Executing Organisation: German Federation of Industrial Research Associations (AiF) | Federal Ministry of Economic Affairs and Energy (BMWi)
Up to now, Mechatronic Integrated Devices (MID) have opened up completely new possibilities for electromechanical connecting elements by integrating functions with dimensions ranging from millimeters to a few centimeters. For applications with larger dimensions of a few decimeters, currently there is no efficient and cost-effective process. Within the scope of the project, electrically conductive structures on large-area components are to be generated and characterized by means of direct-printing processes in combination with subsequent laser irradiation. The main advantages are the substitution of the time-consuming furnace sintering process by a flexible laser process and the resulting selective heat input into the component.
The silver particle inks and pastes are applied to the component surface using piezo inkjet and dispensing systems. Selective adjustment of the laser beam profile using a Spatial Light Modulator (SLM) is intended to achieve a defined energy input during laser irradiation.
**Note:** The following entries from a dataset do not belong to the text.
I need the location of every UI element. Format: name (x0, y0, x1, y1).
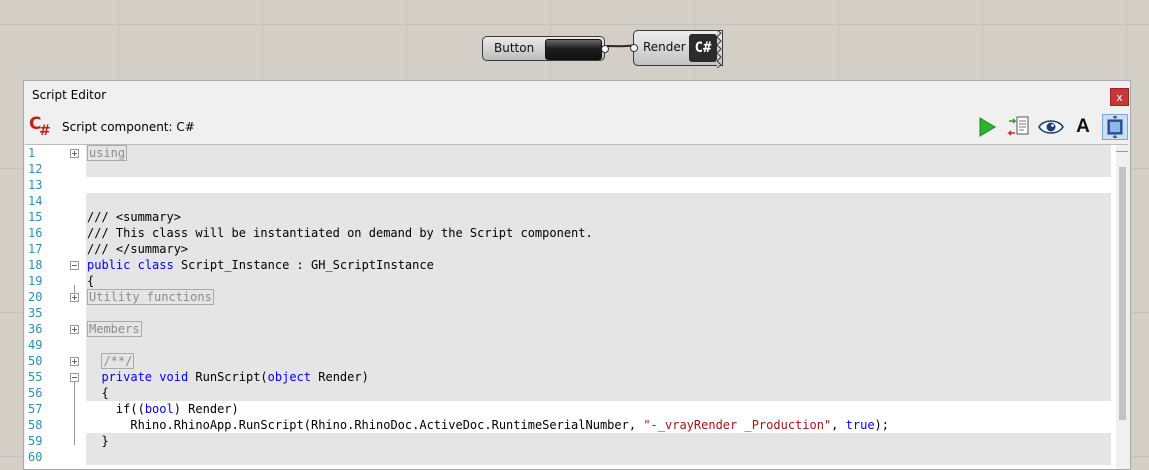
collapsed-region[interactable]: Members (87, 321, 142, 337)
code-line: 50 /**/ (25, 353, 1111, 369)
button-component-label: Button (494, 41, 535, 55)
csharp-logo-icon: C # (29, 114, 51, 139)
editor-toolbar: C # Script component: C# A (24, 111, 1130, 143)
code-line: 59 } (25, 433, 1111, 449)
close-button[interactable]: x (1110, 88, 1129, 106)
expand-icon[interactable] (70, 357, 79, 366)
code-line: 17 /// </summary> (25, 241, 1111, 257)
collapsed-region[interactable]: using (87, 145, 128, 161)
code-line: 15 /// <summary> (25, 209, 1111, 225)
render-component-label: Render (643, 40, 686, 54)
collapsed-region[interactable]: /**/ (101, 353, 135, 369)
code-line: 36 Members (25, 321, 1111, 337)
expand-icon[interactable] (70, 293, 79, 302)
render-script-component[interactable]: Render C# (630, 30, 723, 68)
collapsed-region[interactable]: Utility functions (87, 289, 214, 305)
code-editor[interactable]: 1 using 12 13 14 15 /// <summary> 16 ///… (25, 144, 1128, 469)
preview-icon[interactable] (1038, 114, 1064, 140)
expand-icon[interactable] (70, 325, 79, 334)
code-line: 57 if((bool) Render) (25, 401, 1111, 417)
code-line: 35 (25, 305, 1111, 321)
scrollbar-thumb[interactable] (1119, 167, 1126, 420)
insert-code-icon[interactable] (1006, 114, 1032, 140)
csharp-icon: C# (689, 34, 717, 62)
zigzag-edge-icon (717, 30, 722, 68)
code-line: 19 { (25, 273, 1111, 289)
button-component[interactable]: Button (482, 36, 609, 61)
code-line: 16 /// This class will be instantiated o… (25, 225, 1111, 241)
expand-icon[interactable] (70, 149, 79, 158)
collapse-icon[interactable] (70, 373, 79, 382)
code-line: 55 private void RunScript(object Render) (25, 369, 1111, 385)
title-bar[interactable]: Script Editor x (24, 81, 1130, 109)
collapse-icon[interactable] (70, 261, 79, 270)
code-line: 56 { (25, 385, 1111, 401)
code-line: 20 Utility functions (25, 289, 1111, 305)
font-icon[interactable]: A (1070, 114, 1096, 140)
code-line: 14 (25, 193, 1111, 209)
code-line: 49 (25, 337, 1111, 353)
code-line: 1 using (25, 145, 1111, 161)
component-title: Script component: C# (62, 120, 195, 134)
render-input-port[interactable] (630, 44, 638, 52)
code-line: 60 (25, 449, 1111, 465)
fit-window-icon[interactable] (1102, 114, 1128, 140)
button-face[interactable] (545, 39, 602, 60)
run-icon[interactable] (974, 114, 1000, 140)
code-line: 18 public class Script_Instance : GH_Scr… (25, 257, 1111, 273)
window-title: Script Editor (32, 88, 107, 102)
vertical-scrollbar[interactable] (1116, 145, 1128, 469)
script-editor-window: Script Editor x C# Script component: C# (23, 80, 1131, 470)
code-line: 13 (25, 177, 1111, 193)
code-line: 12 (25, 161, 1111, 177)
code-line: 58 Rhino.RhinoApp.RunScript(Rhino.RhinoD… (25, 417, 1111, 433)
The aim is to attain a high densification of the structure and at the same time to avoid thermal damage to the irradiated materials.
Selective laser irradiation was used to conduct parameter studies on different silver particle pastes on plastic and glass substrates. By selecting suitable irradiation parameters, conductivities above 10 MS/m could be achieved for both micro- and nanoparticle pastes. The image at the right illustrates the competitiveness of the process regarding conductivity compared to conventional sintering processes. In the production of printed conductors, high adhesion strengths between substrate and paste could be detected through cross cuts (left image) in order to ensure the functionality of the component even under mechanical stress.